L’adoption de la « Vision et Politique africaines de l’eau » constitue le point d’orgue de cette rencontre au sommet. Ce document stratégique élève désormais l’accès à l’eau et à l’assainissement au rang de droit humain fondamental et de levier incontournable pour la transformation économique du continent. Dans un contexte marqué par l’urbanisation rapide et la raréfaction des ressources, l’organisation continentale entend structurer une réponse collective pour l’horizon 2026.
Une empreinte diplomatique sénégalaise
Cette avancée porte la marque de la diplomatie sénégalaise. Comme le rapporte Sud Quotidien, le Sénégal a joué un rôle central dans l’élaboration de ce consensus, profitant de sa présidence du Conseil des Ministres africains chargés de l’Eau (AMCOW). C’est sous cette impulsion qu’un vaste processus consultatif a été mené, fédérant les États membres, les partenaires financiers et la communauté scientifique.
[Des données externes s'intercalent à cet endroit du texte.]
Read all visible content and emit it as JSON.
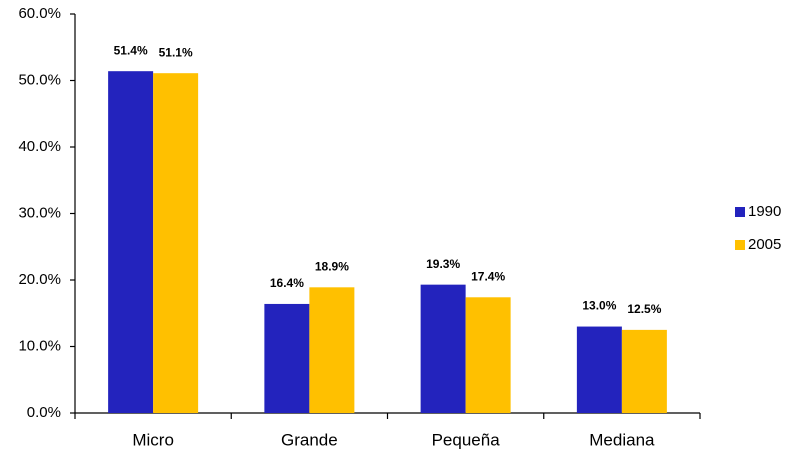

Ce travail d’alignement a permis d’aboutir à une feuille de route claire : garantir un accès universel et durable à l’eau potable, mobiliser des financements conséquents et promouvoir une gouvernance solidaire des ressources. La coopération transfrontalière y est également définie comme un instrument de stabilité régionale.
Cap sur 2026
Au-delà de la gestion interne, cette nouvelle politique vise à positionner l’Afrique sur la scène internationale. L’objectif affiché est de permettre au continent de parler d’une seule voix lors de la prochaine Conférence des Nations Unies sur l’Eau en 2026. En consolidant cette position commune, les autorités sénégalaises et leurs homologues africains entendent promouvoir une gouvernance mondiale de l’eau basée sur la responsabilité partagée.